Prostata-Spezialist Dr. Michael Waldner
Prostata-Spezialist Dr. Michael Waldner

Die einen warten eine Ewigkeit, bis sie endlich können, die anderen müssen nachts alle naselang raus.

Das Wasserlassen ist für viele Männer im fortgeschrittenen Alter mit einigen Problemen behaftet. Dahinter steckt meist eine gutartig vergrößerte Prostata. Nicht wirklich ein Grund zur Sorge, aber äußerst unangenehm. Jeder dritte Mann über 50 ist von der gutartigen Prostatavergrößerung betroffen. Die häufigsten Symptome dabei sind starker (vor allem nächtlicher) Harndrang, Brennen und Ziehen beim Wasserlassen, ein dünner Harnstrahl, Probleme mit dem Wasserlassen zu beginnen oder Nachtröpfeln.

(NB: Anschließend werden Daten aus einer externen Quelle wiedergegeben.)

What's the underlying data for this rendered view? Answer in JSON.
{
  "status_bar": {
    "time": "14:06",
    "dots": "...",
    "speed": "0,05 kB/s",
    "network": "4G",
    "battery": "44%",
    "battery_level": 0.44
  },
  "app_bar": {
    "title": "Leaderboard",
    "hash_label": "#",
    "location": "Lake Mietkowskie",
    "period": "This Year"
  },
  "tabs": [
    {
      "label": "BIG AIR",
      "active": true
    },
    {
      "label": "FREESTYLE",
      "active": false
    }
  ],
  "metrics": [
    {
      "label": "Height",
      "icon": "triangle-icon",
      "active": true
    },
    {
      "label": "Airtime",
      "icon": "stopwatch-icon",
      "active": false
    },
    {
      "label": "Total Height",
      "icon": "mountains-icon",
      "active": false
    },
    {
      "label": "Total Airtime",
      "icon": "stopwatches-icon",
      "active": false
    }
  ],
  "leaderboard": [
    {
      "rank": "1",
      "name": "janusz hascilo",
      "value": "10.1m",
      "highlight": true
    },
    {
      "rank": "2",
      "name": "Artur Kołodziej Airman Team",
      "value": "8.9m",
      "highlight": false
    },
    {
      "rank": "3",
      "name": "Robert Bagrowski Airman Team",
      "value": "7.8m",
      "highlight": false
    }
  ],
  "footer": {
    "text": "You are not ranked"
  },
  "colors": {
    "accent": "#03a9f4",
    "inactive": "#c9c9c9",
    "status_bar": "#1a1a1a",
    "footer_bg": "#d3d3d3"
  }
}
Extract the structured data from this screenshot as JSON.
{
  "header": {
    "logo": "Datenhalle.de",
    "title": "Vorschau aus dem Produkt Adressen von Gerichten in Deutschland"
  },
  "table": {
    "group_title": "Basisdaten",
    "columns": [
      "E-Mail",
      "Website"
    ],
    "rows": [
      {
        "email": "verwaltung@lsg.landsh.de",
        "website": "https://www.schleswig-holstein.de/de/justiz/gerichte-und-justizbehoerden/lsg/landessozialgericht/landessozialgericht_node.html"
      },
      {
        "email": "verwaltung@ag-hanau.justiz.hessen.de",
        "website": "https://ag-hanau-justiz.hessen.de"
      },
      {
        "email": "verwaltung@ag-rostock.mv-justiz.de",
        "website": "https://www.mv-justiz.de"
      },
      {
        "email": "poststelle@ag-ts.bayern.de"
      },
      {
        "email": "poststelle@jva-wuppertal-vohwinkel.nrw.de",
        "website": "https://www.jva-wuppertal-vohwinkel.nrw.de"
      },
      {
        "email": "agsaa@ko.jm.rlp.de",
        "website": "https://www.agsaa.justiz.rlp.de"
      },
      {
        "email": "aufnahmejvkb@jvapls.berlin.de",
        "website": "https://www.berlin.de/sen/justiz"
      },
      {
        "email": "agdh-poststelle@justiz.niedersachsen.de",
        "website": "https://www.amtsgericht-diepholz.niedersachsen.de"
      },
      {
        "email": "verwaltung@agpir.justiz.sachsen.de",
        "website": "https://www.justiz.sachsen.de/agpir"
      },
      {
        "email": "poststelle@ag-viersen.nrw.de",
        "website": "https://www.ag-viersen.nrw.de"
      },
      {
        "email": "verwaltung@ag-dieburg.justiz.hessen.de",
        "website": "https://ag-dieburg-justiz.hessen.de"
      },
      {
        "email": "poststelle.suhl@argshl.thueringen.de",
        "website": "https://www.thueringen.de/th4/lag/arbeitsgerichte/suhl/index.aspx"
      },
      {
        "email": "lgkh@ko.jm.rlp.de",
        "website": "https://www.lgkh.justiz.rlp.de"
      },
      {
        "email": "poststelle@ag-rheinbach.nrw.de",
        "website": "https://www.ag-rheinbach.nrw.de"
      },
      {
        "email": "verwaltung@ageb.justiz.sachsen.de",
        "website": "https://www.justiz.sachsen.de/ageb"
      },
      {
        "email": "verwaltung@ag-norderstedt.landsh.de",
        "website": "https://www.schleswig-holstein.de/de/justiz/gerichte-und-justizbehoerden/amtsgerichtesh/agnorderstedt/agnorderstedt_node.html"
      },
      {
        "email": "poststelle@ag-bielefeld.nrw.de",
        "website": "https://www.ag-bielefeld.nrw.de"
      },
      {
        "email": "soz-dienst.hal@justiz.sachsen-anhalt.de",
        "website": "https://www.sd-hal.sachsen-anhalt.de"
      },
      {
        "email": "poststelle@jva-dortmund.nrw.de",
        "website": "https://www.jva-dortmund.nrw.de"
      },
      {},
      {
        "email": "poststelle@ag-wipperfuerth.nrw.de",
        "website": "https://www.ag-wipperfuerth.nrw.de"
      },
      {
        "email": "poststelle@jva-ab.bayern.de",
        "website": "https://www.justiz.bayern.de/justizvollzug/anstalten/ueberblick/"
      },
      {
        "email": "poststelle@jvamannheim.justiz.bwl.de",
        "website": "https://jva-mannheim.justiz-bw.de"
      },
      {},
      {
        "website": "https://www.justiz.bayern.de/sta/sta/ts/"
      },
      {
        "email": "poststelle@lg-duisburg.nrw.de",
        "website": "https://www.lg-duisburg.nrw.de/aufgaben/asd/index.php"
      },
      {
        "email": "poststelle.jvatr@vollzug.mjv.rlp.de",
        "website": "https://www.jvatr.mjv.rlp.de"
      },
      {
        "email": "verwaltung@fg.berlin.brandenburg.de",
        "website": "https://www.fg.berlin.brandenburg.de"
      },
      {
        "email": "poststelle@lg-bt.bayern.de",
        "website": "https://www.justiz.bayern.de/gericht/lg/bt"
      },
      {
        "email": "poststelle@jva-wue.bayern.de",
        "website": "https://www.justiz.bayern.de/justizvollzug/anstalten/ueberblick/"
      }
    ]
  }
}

Warum die Prostata im Alter wächst, ist bisher nicht eindeutig geklärt. Vermutet wird, dass sich das hormonelle Gleichgewicht vom Testosteron zu den Östrogenen verschiebt. Dabei teilen sich bestimmte Zellen, das Drüsengewebe wächst und beginnt, die Harnröhre zu umschließen und einzuengen. Manchmal drückt das überschüssige Gewebe auch direkt auf die Blase. Dadurch staut sich der Harn, es kann verstärkt zu Infektionen kommen. Auch kann sich die Blase nicht mehr ausdehnen, ein permanentes Druck-Gefühl entsteht.

Folgende Maßnahmen können die Beschwerden lindern:

  • Entleeren Sie die Blase immer dann, wenn sich ein Druckgefühl einstellt. Der Harndrang sollte nie unterdrückt werden, sonst wird die Entleerung erst recht schwierig.

  • Regelmäßiger Stuhlgang sorgt dafür, dass kein zusätzlicher Druck auf Blase und Harnwege entsteht.

  • Auch warme Sitzbäder können helfen, die Beschwerden zu lindern.

Die gutartige Prostata-Vergrößerung muss nicht zwingend operiert werden. Die meisten Beschwerden lassen sich laut aktueller Studien gut mit Pflanzenwirkstoffen behandeln. „Aber wenn Restharn in der Blase verbleibt, der Muskel eine Dicke von 1 Zentimeter erreicht oder immer wiederkehrende Blasenentzündungen auftreten, sollte man über eine Operation nachdenken“, weiß Privatdozent Dr.Michael Waldner, Chefarzt für Urologie am St.-Elisabeth-Krankenhaus Köln-Hohenlind.

„Bei einem Rückstau von Harn in die Nieren ist eine Operation unumgänglich.“ Alle Verfahren erfolgen heutzutage ohne Bauchschnitt, und ob per Laser, Schlinge oder Verdampfstrahl - alle funktionieren, versichert der Spezialist.